Species of gastropod

Leucosyrinx farhatorum is a species of sea snail, a marine gastropod mollusk in the family Pseudomelatomidae, the turrids and allies.

==Description==
The length of the shell of the holotype attains 41.2 mm, its diameter 12.7 mm.

(Original description) The shell (holotype) is medium-sized, fusiform, and fragile, with a high spire and a uniform light tan coloration. It comprises more than eleven teleoconch whorls, although the uppermost whorls and the protoconch are missing.

The teleoconch whorls are roundly angled at the shoulder and possess a flat subsutural ramp. The suture is shallow but distinct, narrowly canaliculate, and slightly undulating. The body whorl bears 16 strong, oblique, moderately broad, and rounded axial folds, while the penultimate whorl bears 17 such folds. These folds fade on the subsutural ramp, become slightly weaker toward the lower suture, and disappear slightly above the periphery of the body whorl.

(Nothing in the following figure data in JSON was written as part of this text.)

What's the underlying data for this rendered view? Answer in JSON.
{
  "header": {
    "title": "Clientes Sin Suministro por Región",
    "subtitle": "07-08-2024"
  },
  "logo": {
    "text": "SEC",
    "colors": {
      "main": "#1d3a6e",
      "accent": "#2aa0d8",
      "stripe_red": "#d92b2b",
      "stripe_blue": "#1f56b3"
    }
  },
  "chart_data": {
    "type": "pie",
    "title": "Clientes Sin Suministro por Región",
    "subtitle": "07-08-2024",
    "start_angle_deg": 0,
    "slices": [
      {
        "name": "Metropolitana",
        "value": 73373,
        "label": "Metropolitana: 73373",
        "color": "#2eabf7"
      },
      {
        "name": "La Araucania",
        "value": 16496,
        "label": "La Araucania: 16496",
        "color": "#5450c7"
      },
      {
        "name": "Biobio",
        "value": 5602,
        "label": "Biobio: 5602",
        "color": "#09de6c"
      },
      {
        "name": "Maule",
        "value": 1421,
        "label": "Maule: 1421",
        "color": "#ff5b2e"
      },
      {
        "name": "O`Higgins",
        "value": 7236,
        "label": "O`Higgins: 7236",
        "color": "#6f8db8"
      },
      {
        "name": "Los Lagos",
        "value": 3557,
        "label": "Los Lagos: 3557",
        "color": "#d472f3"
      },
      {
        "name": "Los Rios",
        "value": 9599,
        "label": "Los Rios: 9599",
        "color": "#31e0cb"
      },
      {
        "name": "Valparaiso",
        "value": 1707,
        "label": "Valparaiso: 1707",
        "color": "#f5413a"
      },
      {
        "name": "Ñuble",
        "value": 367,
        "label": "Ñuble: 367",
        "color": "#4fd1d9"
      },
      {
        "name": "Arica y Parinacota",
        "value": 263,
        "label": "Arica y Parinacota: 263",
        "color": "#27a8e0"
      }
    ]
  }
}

On the upper teleoconch whorls, the folds are more closely spaced and more distinct, whereas on the posterior part of the body whorl they weaken and nearly disappear.

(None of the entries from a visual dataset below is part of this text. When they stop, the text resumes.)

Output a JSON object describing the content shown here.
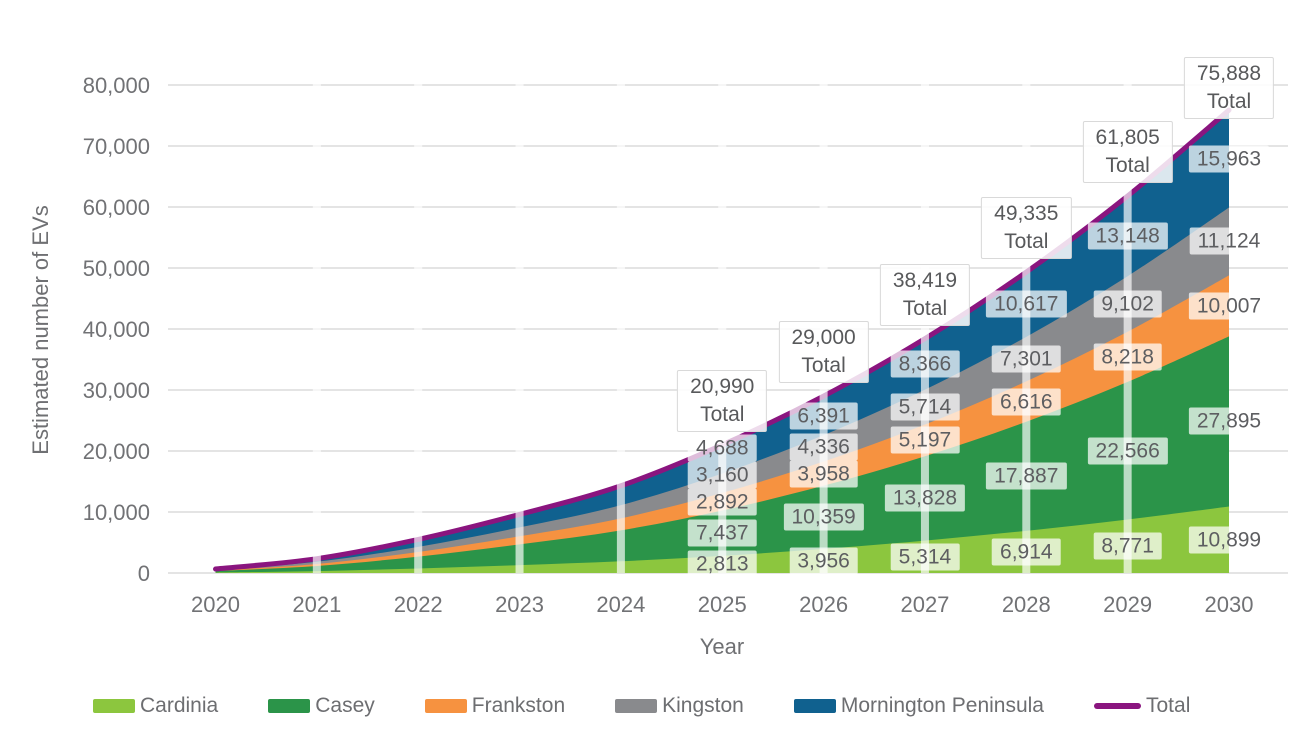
{
  "chart_data": {
    "type": "area",
    "stacked": true,
    "title": "",
    "xlabel": "Year",
    "ylabel": "Estimated number of EVs",
    "x": [
      2020,
      2021,
      2022,
      2023,
      2024,
      2025,
      2026,
      2027,
      2028,
      2029,
      2030
    ],
    "ylim": [
      0,
      80000
    ],
    "ytick_step": 10000,
    "grid": "horizontal",
    "legend_position": "bottom",
    "series": [
      {
        "name": "Cardinia",
        "color": "#8CC63E",
        "values": [
          90,
          315,
          740,
          1290,
          1920,
          2813,
          3956,
          5314,
          6914,
          8771,
          10899
        ]
      },
      {
        "name": "Casey",
        "color": "#2B9449",
        "values": [
          230,
          835,
          1950,
          3400,
          5070,
          7437,
          10359,
          13828,
          17887,
          22566,
          27895
        ]
      },
      {
        "name": "Frankston",
        "color": "#F69240",
        "values": [
          90,
          325,
          760,
          1330,
          1975,
          2892,
          3958,
          5197,
          6616,
          8218,
          10007
        ]
      },
      {
        "name": "Kingston",
        "color": "#898A8D",
        "values": [
          95,
          360,
          835,
          1450,
          2160,
          3160,
          4336,
          5714,
          7301,
          9102,
          11124
        ]
      },
      {
        "name": "Mornington Peninsula",
        "color": "#10618F",
        "values": [
          145,
          515,
          1215,
          2130,
          3175,
          4688,
          6391,
          8366,
          10617,
          13148,
          15963
        ]
      }
    ],
    "total_line": {
      "name": "Total",
      "color": "#8A157F"
    },
    "value_labels_start_year": 2025,
    "total_label_values": [
      20990,
      29000,
      38419,
      49335,
      61805,
      75888
    ],
    "estimated_years_no_labels": [
      2020,
      2021,
      2022,
      2023,
      2024
    ]
  },
  "colors": {
    "background": "#FFFFFF",
    "gridline": "#DCDCDC",
    "axis_text": "#717275",
    "value_label_text": "#5D5E61",
    "value_label_bg": "rgba(255,255,255,0.72)",
    "total_box_bg": "rgba(255,255,255,0.85)",
    "total_box_border": "#D9D9D9",
    "year_stripe": "rgba(255,255,255,0.68)"
  }
}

The spiral sculpture is weak and consists of low, rounded, narrow, and indistinct cords distributed over the entire shell surface. On the subsutural ramp, there are 12–13 cords on the body whorl and about 10 on the penultimate whorl. Numerous thin growth lines are present and are also prominent on the subsutural ramp. The shell base is weakly and evenly convex and passes smoothly into a long, straight siphonal canal.

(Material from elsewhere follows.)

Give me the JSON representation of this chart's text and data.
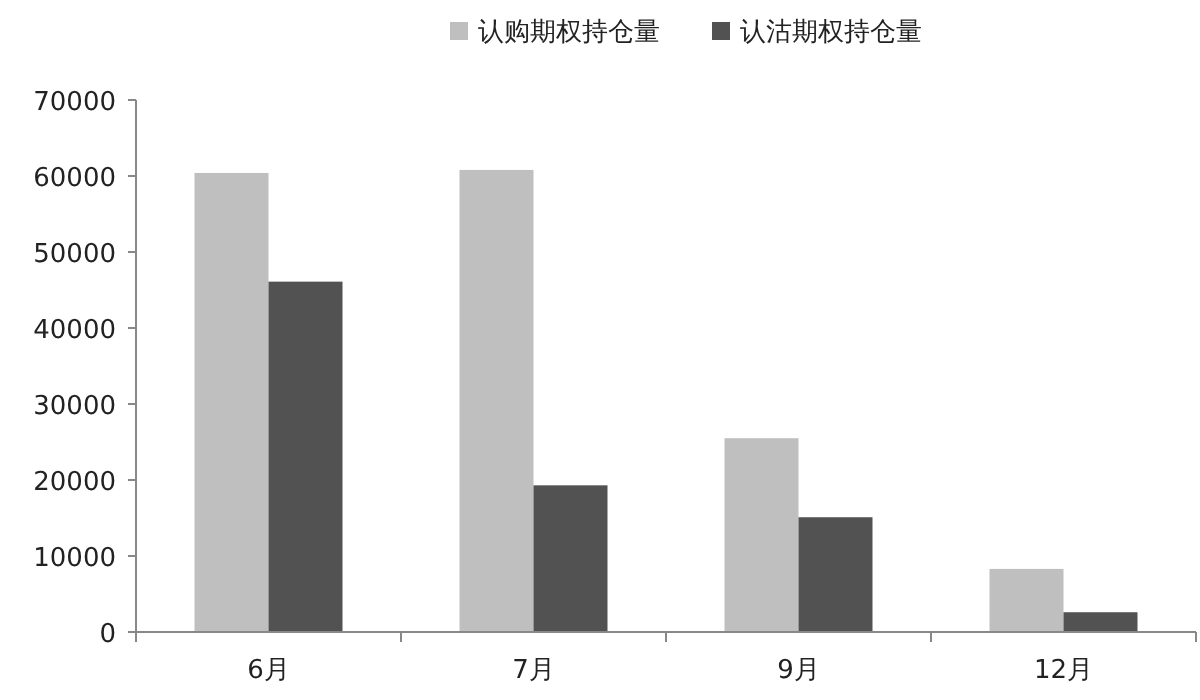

The aperture is narrow and elongate-oval and is poorly differentiated from the canal. The inner lip is slightly convex. The columellar and parietal areas bear a narrow but distinct callus. A moderately deep, subsutural, broadly arcuate anal sinus extends across the subsutural ramp and is confluent with the pronounced forward extension of the outer lip.

The radula, examined in two specimens shows similar tooth morphology in both. In the holotype, the radula is short and comprises 25 rows of teeth, of which 8–10 are nascent. The marginal teeth are duplex, short, and broad, measuring approximately 215 µm in length (1.6% of the aperture length excluding the canal). The major limb is broadly lanceolate and slightly curved. The accessory limb is nearly twice as narrow, relatively flat, and about 0.8 of the total tooth length, and it is inserted into a shallow but distinct socket on the dorsal side of the major limb. The radula of the second specimen is very similar but bears even smaller marginal teeth, measuring approximately 150 µm in length (1.9% of the aperture length excluding the canal).

==Distribution==
This marine species occurs off the Solomon Islands and Vanuatu at depths between 637 m and 646 m.